第202話

 一度は距離をとり直したグスタフとソブリオだけど、今はまた接近して木製の武器で打ち合っている。

 剣と槍がぶつかるたびに、がいんっ!とか、ぼがぁん!みたいな爆発的な激突音がするものだから、見ているこっちの耳が痛くなってくるほどだ。

 もちろん前世だったらあんな勢いでぶつけ合っていれば武器の方がとっくに壊れているはず。魔力というものが体力に加えて存在し、強力な剣士が鉄の剣で岩をも切り裂くこの世界ならではの光景ともいえる。

 そしてその技術を高度にして、難しい調整をして初めて実現するのが僕の魔法体術で、魔法使いとしても戦士としてもどちらでも高いレベルにあるからこそ可能だと自慢しておく。

 

 しかし拮抗している……。ソブリオという二組の生徒のことは、ほとんど知らなかったけど、技術的には実際にあのグスタフに迫るものがある。

 まわりでざわざわとしている生徒達から聞こえてくる噂話からすると、どこか田舎の道場で腕を磨いたということらしいけど、世の中というのは広いものだね。

 

 と、なんとも呑気に観戦している僕だけど、実際に勝ち負けでいうとグスタフの心配は全くしていない。同じくらいの速さで動いているのも、武器同士が噛み合った時にどちらが押し勝つことがないのも、武器の手捌きが同じくらい巧みに見えるのも、どれも確かなことだ。

 だけど、それはゲームでいうところのステータスの話をしているに過ぎない。もちろんそれは大事なことで、同じ土俵に立つための最低条件ではあるのだけど、勝敗というのは別の次元にあることだ。

 

 実際、真剣勝負であればより顕著なんだろうけど、模擬戦だって最後にものをいうのはそういう数字には表せないような要素だ。

 

 「おおうっ!」

 「はぁっ、はぁっ、……っ!」

 

 雄々しく叫びながら木剣を叩きつけるグスタフに、声は発さずに黙々と槍を振り回すソブリオ。それは変わらないけど、段々とソブリオは息を切らし始めていた。

 恐らくスタミナという意味でも身体能力に大きな差はなさそうだけど、実戦を数々潜り抜けてきたグスタフと、道場で鍛錬を積んできたというソブリオでは、一振りにこもる気迫が違う。つまりそれは殺気をこめられるかどうかということなんだけど、目の前の模擬戦では、グスタフのそれは受ける相手の体力を激しく削るのに対して、ソブリオのそれは腕を多少疲れさせるだけのようだ。

 まあ、サイラみたいに全くといっていいほどに殺気を込めずに致命的な攻撃を繰り出されるのも、軌道が読みづらくてあれはあれで脅威なんだけどね。

 

 ともかく、流れは傾いたということだ。

 

 「ふん!」

 

 そしてひと際力のこもった剣をグスタフが叩きつけると、槍はソブリオの手から離れて床を転がっていった。

 

 「ぁ……、参り、ました」

 

 ソブリオが潔く負けを認めてうなだれると、審判役を務めていた教員からグスタフの勝利が宣言される。それと同時に多くはない見学者から歓声が上がったけど、当のグスタフは表情を明るくはしていない。

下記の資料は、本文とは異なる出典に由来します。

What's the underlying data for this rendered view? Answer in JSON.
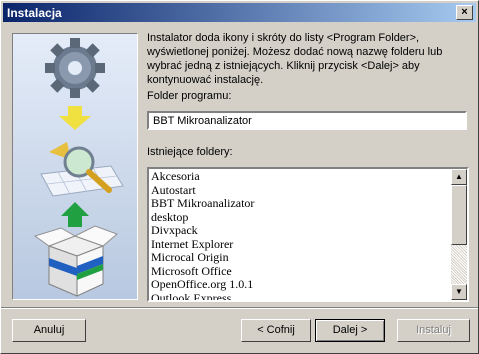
{
  "window": {
    "title": "Instalacja",
    "close_label": "×"
  },
  "description": "Instalator doda ikony i skróty do listy <Program Folder>, wyświetlonej poniżej. Możesz dodać nową nazwę folderu lub wybrać jedną z istniejących. Kliknij przycisk <Dalej> aby kontynuować instalację.",
  "program_folder": {
    "label": "Folder programu:",
    "value": "BBT Mikroanalizator"
  },
  "existing_folders": {
    "label": "Istniejące foldery:",
    "items": [
      "Akcesoria",
      "Autostart",
      "BBT Mikroanalizator",
      "desktop",
      "Divxpack",
      "Internet Explorer",
      "Microcal Origin",
      "Microsoft Office",
      "OpenOffice.org 1.0.1",
      "Outlook Express"
    ]
  },
  "buttons": {
    "cancel": "Anuluj",
    "back": "< Cofnij",
    "next": "Dalej >",
    "install": "Instaluj"
  }
}
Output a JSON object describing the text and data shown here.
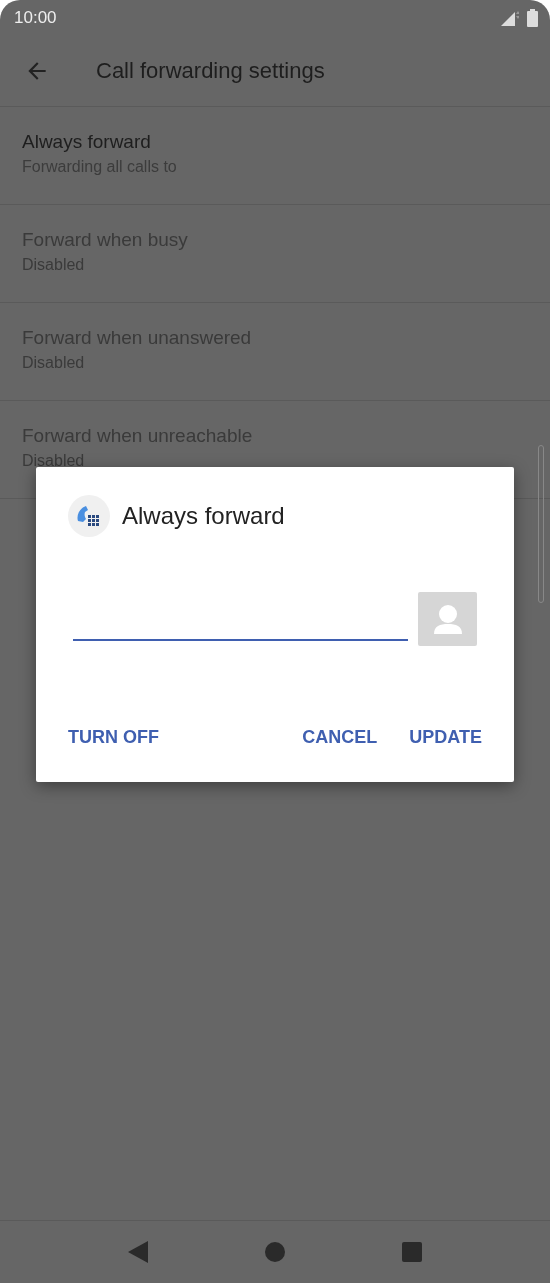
{
  "status_bar": {
    "time": "10:00"
  },
  "toolbar": {
    "title": "Call forwarding settings"
  },
  "settings": [
    {
      "title": "Always forward",
      "summary": "Forwarding all calls to",
      "disabled": false
    },
    {
      "title": "Forward when busy",
      "summary": "Disabled",
      "disabled": true
    },
    {
      "title": "Forward when unanswered",
      "summary": "Disabled",
      "disabled": true
    },
    {
      "title": "Forward when unreachable",
      "summary": "Disabled",
      "disabled": true
    }
  ],
  "dialog": {
    "title": "Always forward",
    "buttons": [
      {
        "label": "TURN OFF",
        "kind": "left"
      },
      {
        "label": "CANCEL",
        "kind": "right"
      },
      {
        "label": "UPDATE",
        "kind": "right"
      }
    ]
  }
}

 別に不満もないけど、得るものもなかったという感じだろうか、あれは。今回の模擬戦のルール的に武器戦闘なら手にした武器を落とした時点で負けではあるんだけど、戦士として戦意まで喪失するなよ、とでも思っていそうだ。実際にソブリオは弾かれた木槍を目で追った後に項垂れていた。グスタフとしては、素手でも構え直すなり、なりふり構わず距離をとろうとするなり、そういう実戦的な素振りの片りんくらいは見せて欲しいということなんだろうね。

 

 僕にいわせれば、学内行事での模擬戦で“手応え”を求めるなよ……といったところだけど。